Free agent
- Infielder
- Born: February 21, 1994 (age 32) Cohoes, New York, U.S.
- Bats: RightThrows: Right

MLB debut
- June 17, 2023, for the Chicago White Sox

MLB statistics (through 2024 season)
- Batting average: .250
- Home runs: 1
- Runs batted in: 19
- Stats at Baseball Reference

Teams
- Chicago White Sox (2023–2024);

= Zach Remillard =

American baseball player (born 1994)

Zachary Michael Remillard (born February 21, 1994) is an American professional baseball infielder who is a free agent. He has previously played in Major League Baseball (MLB) for the Chicago White Sox.

==Amateur career==
Remillard grew up in Cohoes, New York, and attended the La Salle Institute in Troy, New York. As a senior, he batted .406 with 12 doubles, four home runs, 19 RBI and 21 stolen bases and was named the Albany Times Union Player of the Year. Remillard was selected in 38th round by the Houston Astros in 2012 Major League Baseball draft, but opted not to sign with the team.

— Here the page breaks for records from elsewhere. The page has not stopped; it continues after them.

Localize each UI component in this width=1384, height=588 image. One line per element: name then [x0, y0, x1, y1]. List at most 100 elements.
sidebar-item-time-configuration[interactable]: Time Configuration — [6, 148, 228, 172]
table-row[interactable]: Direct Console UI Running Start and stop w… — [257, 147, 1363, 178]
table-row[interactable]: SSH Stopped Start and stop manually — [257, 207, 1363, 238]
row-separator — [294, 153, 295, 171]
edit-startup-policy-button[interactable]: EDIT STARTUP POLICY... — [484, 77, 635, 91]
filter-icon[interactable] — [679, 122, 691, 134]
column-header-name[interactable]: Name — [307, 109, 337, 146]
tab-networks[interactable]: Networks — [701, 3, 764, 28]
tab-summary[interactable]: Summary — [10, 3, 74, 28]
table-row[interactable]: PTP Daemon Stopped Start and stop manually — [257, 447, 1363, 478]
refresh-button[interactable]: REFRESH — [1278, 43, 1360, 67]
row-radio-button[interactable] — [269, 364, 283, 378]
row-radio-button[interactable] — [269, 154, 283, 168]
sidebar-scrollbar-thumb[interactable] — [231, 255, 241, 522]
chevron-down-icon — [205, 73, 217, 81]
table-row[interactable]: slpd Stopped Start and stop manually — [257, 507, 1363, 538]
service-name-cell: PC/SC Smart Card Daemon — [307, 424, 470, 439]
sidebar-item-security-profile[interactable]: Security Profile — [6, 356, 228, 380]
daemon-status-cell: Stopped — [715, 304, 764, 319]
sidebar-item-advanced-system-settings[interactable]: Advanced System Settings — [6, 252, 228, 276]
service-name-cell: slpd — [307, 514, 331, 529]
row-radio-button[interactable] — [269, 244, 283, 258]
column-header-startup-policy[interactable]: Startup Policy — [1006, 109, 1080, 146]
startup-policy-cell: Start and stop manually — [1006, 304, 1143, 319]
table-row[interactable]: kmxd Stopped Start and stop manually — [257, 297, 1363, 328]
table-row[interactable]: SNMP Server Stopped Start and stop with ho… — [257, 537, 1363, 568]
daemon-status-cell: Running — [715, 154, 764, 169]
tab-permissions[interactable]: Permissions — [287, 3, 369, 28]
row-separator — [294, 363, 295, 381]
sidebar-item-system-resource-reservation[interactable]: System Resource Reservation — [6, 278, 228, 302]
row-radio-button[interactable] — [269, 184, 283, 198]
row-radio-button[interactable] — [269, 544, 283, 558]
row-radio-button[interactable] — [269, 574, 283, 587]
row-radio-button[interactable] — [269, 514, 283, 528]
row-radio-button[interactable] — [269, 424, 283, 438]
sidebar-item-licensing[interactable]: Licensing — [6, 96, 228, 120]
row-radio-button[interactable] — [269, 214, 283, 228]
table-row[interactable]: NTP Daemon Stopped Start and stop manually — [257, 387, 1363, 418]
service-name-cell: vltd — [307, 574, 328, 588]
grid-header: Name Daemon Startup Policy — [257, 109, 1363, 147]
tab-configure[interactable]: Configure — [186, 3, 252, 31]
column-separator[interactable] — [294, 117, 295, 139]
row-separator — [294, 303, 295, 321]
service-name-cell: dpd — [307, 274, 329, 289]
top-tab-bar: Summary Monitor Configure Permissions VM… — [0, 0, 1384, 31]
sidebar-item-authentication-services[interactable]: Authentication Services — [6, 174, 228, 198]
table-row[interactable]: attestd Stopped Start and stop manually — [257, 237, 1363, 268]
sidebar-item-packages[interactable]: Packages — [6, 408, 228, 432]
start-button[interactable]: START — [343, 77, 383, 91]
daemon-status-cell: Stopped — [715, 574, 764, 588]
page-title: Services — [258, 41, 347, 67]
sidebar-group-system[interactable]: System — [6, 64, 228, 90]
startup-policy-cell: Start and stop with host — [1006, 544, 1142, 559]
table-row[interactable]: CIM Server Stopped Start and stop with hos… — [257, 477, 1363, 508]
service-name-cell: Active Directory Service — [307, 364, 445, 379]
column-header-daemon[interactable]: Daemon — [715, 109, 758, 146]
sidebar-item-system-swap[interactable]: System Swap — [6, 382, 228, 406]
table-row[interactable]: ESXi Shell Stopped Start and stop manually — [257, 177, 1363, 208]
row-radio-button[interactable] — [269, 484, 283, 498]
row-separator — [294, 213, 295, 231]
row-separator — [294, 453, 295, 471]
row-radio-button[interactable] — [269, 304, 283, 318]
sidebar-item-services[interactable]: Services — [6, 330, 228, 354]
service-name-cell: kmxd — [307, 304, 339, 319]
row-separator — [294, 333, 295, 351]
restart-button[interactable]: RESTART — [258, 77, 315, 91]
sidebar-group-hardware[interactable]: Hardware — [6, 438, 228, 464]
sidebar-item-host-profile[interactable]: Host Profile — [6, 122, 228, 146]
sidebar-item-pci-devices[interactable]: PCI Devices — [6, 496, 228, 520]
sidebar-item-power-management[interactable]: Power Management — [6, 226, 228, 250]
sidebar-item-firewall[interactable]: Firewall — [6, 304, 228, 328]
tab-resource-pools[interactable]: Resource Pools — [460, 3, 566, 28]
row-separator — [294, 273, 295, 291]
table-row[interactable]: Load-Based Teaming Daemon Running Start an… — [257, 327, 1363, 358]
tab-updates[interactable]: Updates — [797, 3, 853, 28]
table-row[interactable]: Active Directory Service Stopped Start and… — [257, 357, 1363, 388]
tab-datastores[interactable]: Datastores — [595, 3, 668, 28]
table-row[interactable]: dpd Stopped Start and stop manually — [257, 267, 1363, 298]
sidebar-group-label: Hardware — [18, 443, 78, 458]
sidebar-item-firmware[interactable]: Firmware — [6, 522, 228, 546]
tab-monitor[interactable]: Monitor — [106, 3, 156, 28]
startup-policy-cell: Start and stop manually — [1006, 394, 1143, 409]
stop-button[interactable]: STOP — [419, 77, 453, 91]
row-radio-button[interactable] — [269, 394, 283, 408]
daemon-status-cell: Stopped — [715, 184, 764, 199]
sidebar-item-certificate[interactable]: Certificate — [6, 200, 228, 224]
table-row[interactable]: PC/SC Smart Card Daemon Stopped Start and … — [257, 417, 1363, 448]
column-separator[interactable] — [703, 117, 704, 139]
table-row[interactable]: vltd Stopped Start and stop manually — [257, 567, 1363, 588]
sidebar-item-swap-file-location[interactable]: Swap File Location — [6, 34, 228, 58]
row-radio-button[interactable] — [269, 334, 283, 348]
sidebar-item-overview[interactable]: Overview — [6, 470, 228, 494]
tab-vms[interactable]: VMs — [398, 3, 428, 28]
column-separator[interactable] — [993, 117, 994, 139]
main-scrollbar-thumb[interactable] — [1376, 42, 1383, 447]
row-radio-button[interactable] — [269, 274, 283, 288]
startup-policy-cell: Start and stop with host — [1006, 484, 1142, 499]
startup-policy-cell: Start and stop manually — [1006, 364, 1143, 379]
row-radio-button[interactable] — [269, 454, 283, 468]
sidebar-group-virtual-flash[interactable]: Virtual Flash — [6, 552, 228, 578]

Remillard attended Coastal Carolina University, where he played college baseball for the Coastal Carolina Chanticleers. He was a starter for four seasons. He tore his ulnar collateral ligament in his throwing elbow as a sophomore, but opted to play the rest of the season and wait until the summer to undergo Tommy John surgery. Remillard returned as a junior and hit .272 with six home runs, 12 doubles and 42 RBIs. Remillard led the Chanticleers with 19 home runs while batting .341 with 72 RBIs on the 2016 Coastal Carolina Chanticleers baseball team, which won the 2016 College World Series.

==Professional career==
===Chicago White Sox===
The Chicago White Sox selected Remillard in the 10th round, with the 296th overall pick, of the 2016 Major League Baseball draft. After signing with the team, he was initially assigned to the Arizona League White Sox, where he batted .310 with two home runs and nine RBI before being promoted to the Kannapolis Intimidators of the Single–A South Atlantic League. Remillard also spent the 2017 season with Kannapolis, hitting .246 in 133 games with 27 doubles, two triples, seven home runs, and 50 RBI. He was assigned to the High-A Winston-Salem Dash and hit for a .250 average with 16 doubles, three triples, 11 homers, 52 RBI in 2018. He also started the following season with Winston-Salem before being promoted to the Birmingham Barons of the Double-A Southern League after hitting .289.

Remillard did not play in a game in 2020 due to the cancellation of the minor league season because of the COVID-19 pandemic. He returned to action in 2021 and spent the season split between Birmingham and the Triple–A Charlotte Knights. In 95 total games, Remillard hit .208/.311/.371 with a career–high 13 home runs, 30 RBI, and 14 stolen bases. In 2022, Remillard spent the year in Charlotte, playing in 131 games and batting .280/.373/.400 with 9 home runs, 52 RBI, and 19 stolen bases. He elected free agency following the season on November 10, 2022.

On January 26, 2023, Remillard re–signed with the White Sox organization on a minor league contract and was invited to spring training as a non–roster invitee. In 59 games for Triple–A Charlotte, he hit .236/.344/.354 with 5 home runs, 25 RBI, and 13 stolen bases. On June 15, Remillard was selected to the 40-man roster and promoted to the major leagues for the first time following an injury to Yoán Moncada. Remillard made his Major League debut on June 17 vs. the Seattle Mariners replacing Tim Anderson who was taken out of the game due to injury. Remillard helped the White Sox win when he hit a game tying RBI single in the top of the 9th and hit a go-ahead RBI single in the 11th to win the game for the White Sox 4-3. He went 3-for-3 with two RBI and a walk in his debut. In 54 games for Chicago, he batted .252/.295/.320 with one home run, 18 RBI, and 4 stolen bases.

On January 5, 2024, Remillard was designated for assignment following the signing of Martín Maldonado. He cleared waivers and was sent outright to Triple–A Charlotte on January 10. On April 12, the White Sox selected Remillard back to the major league roster. He appeared in two games for the club, going 1–for–5 (.200) with no home runs or RBI. On April 22, Remillard was designated for assignment following the promotion of Danny Mendick. He cleared waivers and was sent outright to Triple–A Charlotte on April 30. On May 8, the White Sox selected Remillard back to their active roster. After recording seven hits in 13 games, he was designated for assignment following the promotion of Duke Ellis on June 4. Remillard once more cleared waivers and was outrighted to Charlotte on June 6. He elected free agency on October 4.

===Leones de Yucatán===
On July 11, 2025, Remillard signed with the Leones de Yucatán of the Mexican League. He made 15 appearances for the Leones, batting .148/.258/.222 with no home runs, one RBI, and two stolen bases. Remillard was released by Yucatán on November 19.

==Personal life==
Zach's older brother, Will, is a coach for the Cincinnati Reds.